Eine Welle der Gewalt schwappt über die deutschen Schulhöfe. Bei
Razzien stießen Polizeibeamte auf beachtliche Waffenarsenale: "Zur
Standardausrüstung der Gefilzten gehörten Butterfly-Messer ebenso wie
Schlagringe, Wasserhahnräder, Elektroschockgeräte und scharfe Waffen."
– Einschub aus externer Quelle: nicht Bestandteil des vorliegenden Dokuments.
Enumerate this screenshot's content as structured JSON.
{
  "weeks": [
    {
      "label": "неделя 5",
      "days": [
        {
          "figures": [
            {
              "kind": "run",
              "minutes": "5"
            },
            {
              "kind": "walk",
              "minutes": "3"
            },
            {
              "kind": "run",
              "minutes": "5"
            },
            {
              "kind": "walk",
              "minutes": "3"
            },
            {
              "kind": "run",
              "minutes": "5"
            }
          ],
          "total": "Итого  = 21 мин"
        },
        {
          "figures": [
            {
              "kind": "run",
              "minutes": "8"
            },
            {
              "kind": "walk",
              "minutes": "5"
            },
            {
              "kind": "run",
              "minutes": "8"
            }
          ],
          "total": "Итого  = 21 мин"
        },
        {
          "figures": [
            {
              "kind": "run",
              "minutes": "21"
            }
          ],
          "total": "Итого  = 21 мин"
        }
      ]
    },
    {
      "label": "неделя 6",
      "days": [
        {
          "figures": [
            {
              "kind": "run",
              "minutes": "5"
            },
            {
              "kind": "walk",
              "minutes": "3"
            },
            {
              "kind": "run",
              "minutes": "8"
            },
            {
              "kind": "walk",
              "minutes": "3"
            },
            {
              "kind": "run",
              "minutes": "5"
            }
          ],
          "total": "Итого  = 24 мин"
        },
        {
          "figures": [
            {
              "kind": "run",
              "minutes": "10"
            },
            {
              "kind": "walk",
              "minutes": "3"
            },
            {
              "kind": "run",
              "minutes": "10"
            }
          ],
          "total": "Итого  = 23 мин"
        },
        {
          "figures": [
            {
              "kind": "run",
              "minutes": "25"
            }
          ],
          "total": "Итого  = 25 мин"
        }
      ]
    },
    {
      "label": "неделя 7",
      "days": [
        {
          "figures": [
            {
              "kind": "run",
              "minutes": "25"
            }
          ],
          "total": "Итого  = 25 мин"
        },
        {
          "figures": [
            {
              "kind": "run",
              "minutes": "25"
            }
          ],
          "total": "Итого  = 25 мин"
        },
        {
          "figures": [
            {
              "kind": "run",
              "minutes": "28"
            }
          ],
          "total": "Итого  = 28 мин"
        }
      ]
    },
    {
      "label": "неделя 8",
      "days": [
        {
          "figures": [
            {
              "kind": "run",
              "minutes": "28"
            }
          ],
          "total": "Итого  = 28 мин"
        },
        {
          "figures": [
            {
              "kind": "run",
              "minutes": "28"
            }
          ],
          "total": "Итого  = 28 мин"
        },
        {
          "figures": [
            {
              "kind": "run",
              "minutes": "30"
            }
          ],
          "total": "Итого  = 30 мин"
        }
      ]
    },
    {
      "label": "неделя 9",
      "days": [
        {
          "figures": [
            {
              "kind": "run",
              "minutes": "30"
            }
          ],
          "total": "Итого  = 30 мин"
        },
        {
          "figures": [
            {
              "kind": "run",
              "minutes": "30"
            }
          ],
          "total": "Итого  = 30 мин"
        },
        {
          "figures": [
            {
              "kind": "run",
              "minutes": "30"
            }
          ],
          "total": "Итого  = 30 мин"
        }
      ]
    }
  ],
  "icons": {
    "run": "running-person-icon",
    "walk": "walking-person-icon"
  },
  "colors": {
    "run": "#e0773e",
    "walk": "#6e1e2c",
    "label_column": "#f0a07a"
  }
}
Mitverantwortlich für diese Entwicklung seien auch die Eltern, die oft
zu wenig auf ihre Kinder achteten.
Verantwortlich sind nach Meinung verantwortungsbewußter
Persönlichkeiten alle jene, die mitgewirkt und geduldet haben, daß
Anfang der siebziger Jahre unsere Gesetze von einem Großteil ihrer
moralischen Inhalte "befreit" wurden, weil die christliche Moral als
überholt galt: Entkriminalisierung der Pornographie, der Kuppelei, der
homosexuellen Praktiken, der Abtreibung, Bagatellisierung des
Ladendiebstahls. Im Ehe- und Scheidungsrecht wurde die Frage nach dem
Verschulden nicht mehr gestellt, Treue oder Untreue nicht mehr als
rechtlich relevant angesehen.
Das alles geschah, obwohl unser Grundgesetz "wertebegründet" ist; die
Präambel spricht von der Verantwortung "vor Gott"! Mit dem Verfall der
sogenannten Bürgertugenden ging der Verfall des Rechtsbewußtseins
einher. Nicht die Gesetzesproduktion ging zurück, im Gegenteil, vor
allem aber geht die Wirksamkeit des Rechts, seine tatsächliche Geltung,
zunehmend verloren. Soweit Kirche, Elternhaus und Schule sich nicht
schon gänzlich der Wertevermittlung entzogen haben, sinkt zumindest ihr
Einfluß auf Rechtsethos und Rechtsbewußtsein. Damit steigt die Wirkung,
die das Fernsehen als "heimlicher Erzieher" ausübt. "Zeigt sich hier" -
wie der Jurist Rudolf Wassermann fragt -, "daß dem Verlust der Religion
die Auflösung der Moral folgt und dieser die Erosion des
Rechtsbewußtseins?"
Da mußten Anfang des Jahres die Bundesbürger vom scheidenden
Düsseldorfer Polizeipräsidenten "wie von einem Bußprediger",
schrieb die Presse - wachgerüttelt werden; er warf ihnen vor, sie
sündigten in einem fort wider Gebote, Verbote und kostbare Rechte des
Grundgesetzes. Unter diesem Eindruck sollten wir alle innehalten, aus
dem Schaden lernen und ethische Probleme zu lösen versuchen.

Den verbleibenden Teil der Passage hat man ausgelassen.